PONTE VEDRA BEACH, Fla., March 30, 2023 /PRNewswire/ -- The Journal of Applied Corporate Finance recently published its Capital Deployment Roundtable: Measuring and Managing Intangible Investment, a conversation exploring the remarkable decades-long shift in corporate investment from tangible assets like machines and factories to intangible assets like brands, human capital and innovative technologies.
Selected highlights include:
Anup Srivastava of the University of Calgary's Haskayne School of Business articulated the issue this way: "This shift has created an enormous challenge for accounting and financial reporting. US GAAP and the whole related structure of financial reports was created and designed for companies that use physical assets to produce physical products. But as companies rely increasingly on intangible assets like the knowledge embodied in pharma R&D pipelines, or corporate brands and employee talent, our financial reporting has become increasingly less effective in capturing the value created by companies."

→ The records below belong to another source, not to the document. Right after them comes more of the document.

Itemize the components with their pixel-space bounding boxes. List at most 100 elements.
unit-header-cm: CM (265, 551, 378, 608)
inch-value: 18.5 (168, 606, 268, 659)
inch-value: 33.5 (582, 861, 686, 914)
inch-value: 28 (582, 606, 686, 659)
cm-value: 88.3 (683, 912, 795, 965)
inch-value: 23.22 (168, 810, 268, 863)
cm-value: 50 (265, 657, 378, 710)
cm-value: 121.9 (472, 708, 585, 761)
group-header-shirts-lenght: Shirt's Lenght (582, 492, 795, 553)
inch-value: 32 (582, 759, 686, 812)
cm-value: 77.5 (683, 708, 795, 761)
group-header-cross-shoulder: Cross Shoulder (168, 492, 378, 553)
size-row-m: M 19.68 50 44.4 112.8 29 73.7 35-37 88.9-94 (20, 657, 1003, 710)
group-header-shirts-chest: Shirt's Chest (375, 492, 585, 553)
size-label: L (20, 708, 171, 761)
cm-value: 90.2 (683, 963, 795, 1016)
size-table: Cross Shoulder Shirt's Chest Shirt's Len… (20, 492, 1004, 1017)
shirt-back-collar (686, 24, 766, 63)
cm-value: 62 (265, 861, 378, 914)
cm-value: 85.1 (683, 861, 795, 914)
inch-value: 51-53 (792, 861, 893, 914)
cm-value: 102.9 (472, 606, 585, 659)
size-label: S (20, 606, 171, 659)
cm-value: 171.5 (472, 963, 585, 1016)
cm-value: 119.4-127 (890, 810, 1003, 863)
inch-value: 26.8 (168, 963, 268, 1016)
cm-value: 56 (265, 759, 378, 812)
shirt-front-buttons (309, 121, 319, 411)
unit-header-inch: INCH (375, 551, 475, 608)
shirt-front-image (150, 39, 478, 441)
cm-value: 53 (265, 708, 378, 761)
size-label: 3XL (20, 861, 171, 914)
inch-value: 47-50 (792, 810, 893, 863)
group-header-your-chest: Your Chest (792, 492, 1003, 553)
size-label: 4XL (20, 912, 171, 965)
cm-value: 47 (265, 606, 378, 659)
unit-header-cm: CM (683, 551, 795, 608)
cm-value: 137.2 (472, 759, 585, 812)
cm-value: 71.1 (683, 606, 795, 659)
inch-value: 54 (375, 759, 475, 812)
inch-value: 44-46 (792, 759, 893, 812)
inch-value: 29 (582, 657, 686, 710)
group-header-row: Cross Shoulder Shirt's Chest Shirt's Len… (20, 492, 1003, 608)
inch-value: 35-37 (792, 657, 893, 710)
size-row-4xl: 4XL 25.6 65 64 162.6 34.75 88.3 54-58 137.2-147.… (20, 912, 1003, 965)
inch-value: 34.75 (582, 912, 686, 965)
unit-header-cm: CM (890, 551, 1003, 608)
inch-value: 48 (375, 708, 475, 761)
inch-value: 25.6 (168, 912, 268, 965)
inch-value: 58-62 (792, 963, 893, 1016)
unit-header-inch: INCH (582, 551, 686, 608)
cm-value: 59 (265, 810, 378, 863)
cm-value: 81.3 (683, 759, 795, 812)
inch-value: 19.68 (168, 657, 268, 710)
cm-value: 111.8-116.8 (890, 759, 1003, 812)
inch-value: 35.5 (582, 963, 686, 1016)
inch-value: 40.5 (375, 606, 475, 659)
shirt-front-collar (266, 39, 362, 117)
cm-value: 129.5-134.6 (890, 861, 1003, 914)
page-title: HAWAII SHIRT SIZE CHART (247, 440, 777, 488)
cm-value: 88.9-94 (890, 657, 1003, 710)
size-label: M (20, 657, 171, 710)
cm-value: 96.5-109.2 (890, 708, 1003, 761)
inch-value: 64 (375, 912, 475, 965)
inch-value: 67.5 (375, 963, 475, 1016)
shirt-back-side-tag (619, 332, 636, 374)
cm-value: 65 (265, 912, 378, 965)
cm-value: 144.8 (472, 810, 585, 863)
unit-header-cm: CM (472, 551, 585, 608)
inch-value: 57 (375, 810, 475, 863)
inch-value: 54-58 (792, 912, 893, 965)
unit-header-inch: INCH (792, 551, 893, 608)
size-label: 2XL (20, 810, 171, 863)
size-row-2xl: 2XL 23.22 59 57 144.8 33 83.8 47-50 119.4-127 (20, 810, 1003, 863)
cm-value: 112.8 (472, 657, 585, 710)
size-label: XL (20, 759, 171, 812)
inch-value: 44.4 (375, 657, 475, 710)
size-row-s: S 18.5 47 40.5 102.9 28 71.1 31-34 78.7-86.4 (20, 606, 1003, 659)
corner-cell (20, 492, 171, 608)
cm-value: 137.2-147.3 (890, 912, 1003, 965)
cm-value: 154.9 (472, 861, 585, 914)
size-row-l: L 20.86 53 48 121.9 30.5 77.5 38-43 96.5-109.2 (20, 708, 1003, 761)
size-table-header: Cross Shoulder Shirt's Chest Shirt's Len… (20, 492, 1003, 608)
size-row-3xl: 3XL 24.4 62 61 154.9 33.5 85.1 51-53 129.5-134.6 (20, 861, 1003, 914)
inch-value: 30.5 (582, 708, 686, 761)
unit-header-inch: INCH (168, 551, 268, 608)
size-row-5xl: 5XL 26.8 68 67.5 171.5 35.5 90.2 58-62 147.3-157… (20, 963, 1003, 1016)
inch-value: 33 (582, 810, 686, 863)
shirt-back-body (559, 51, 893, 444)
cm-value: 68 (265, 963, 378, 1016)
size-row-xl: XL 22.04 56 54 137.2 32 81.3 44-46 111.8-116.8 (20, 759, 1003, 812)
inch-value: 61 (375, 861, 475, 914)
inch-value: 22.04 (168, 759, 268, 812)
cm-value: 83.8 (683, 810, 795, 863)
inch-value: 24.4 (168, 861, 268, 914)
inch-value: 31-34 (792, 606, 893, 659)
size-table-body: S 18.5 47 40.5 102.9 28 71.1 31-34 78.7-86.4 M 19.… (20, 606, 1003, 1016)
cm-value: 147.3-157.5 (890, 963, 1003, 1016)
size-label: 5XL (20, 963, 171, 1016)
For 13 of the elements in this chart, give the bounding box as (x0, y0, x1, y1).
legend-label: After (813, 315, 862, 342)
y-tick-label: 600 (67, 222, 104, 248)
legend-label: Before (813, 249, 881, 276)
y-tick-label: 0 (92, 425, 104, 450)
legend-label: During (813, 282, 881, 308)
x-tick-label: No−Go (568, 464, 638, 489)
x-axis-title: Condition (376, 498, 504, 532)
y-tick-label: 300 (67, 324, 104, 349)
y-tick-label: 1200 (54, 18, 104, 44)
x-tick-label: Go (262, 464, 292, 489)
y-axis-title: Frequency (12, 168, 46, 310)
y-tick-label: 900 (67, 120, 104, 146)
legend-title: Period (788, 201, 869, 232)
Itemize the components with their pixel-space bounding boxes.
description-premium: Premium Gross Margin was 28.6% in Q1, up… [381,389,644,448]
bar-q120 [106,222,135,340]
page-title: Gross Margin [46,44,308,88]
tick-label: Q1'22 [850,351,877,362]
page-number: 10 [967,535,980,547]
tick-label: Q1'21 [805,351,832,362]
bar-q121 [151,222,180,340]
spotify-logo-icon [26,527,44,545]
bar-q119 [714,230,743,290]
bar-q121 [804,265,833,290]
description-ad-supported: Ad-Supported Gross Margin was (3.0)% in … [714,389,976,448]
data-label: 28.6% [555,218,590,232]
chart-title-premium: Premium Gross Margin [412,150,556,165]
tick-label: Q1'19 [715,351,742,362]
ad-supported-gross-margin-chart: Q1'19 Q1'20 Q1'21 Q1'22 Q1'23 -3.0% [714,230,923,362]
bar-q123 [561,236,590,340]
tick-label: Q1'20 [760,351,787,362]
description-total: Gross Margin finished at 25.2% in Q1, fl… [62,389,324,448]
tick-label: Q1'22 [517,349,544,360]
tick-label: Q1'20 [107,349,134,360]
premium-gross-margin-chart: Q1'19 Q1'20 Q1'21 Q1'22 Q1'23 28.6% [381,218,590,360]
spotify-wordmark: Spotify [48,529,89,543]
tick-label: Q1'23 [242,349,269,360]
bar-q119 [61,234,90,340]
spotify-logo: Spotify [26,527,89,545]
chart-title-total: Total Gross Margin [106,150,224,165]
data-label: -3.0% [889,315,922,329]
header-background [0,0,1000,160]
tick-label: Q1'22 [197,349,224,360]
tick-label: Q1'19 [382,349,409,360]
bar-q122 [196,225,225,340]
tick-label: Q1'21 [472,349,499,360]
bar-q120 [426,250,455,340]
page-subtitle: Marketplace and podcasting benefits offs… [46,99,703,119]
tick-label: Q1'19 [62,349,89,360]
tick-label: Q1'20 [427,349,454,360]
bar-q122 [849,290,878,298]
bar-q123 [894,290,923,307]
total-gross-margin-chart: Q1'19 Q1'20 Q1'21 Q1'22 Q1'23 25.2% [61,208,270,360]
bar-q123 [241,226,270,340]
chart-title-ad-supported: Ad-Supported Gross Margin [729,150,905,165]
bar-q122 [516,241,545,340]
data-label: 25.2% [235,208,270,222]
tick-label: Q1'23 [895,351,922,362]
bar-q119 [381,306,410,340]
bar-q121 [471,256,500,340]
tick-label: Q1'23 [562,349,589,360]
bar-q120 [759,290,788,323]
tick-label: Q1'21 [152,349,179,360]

Gary Bischoping, Partner at private equity leader Hellman & Freidman and former CFO of Varian Medical and Finastra, reflected: "A company's capacity to create value, which used to be provided mainly by hard assets, now resides mainly in the knowledge, energy, and initiative of its best and brightest and most driven people."
Glenn Welling, Chief Investment Officer of Engaged Capital noted: "One immutable tenet of successful fundamental investing is the importance of understanding how products and services provide a true source of sustainable differentiation and how that translates to economic outcomes. That principle has been with us at least since Graham and Dodd in the 1930s, but what has changed are the drivers of corporate profitability and investment returns, whether they be the network effects or eyeballs or labor costs or marketing effectiveness."
Paul Clancy, Executive Fellow at Harvard Business School and former CFO of Biogen and Alexion commented: "New companies are generating enormous amounts of cash flow with very little ongoing capital investment …. And in this sense, our conventional Michael Porter-inspired thinking about what protects our cash flow over sustainable periods of time has changed."
Greg Milano and Riley Whately of Fortuna Advisors (fortuna-advisors.com), a strategic advisory firm that helps clients develop new insights and transform decision-making to deliver shareholder value, led the roundtable with additional participation from Shiva Rajgopal of Columbia Business School; and Ken Wiles of the University of Texas McCombs School of Business.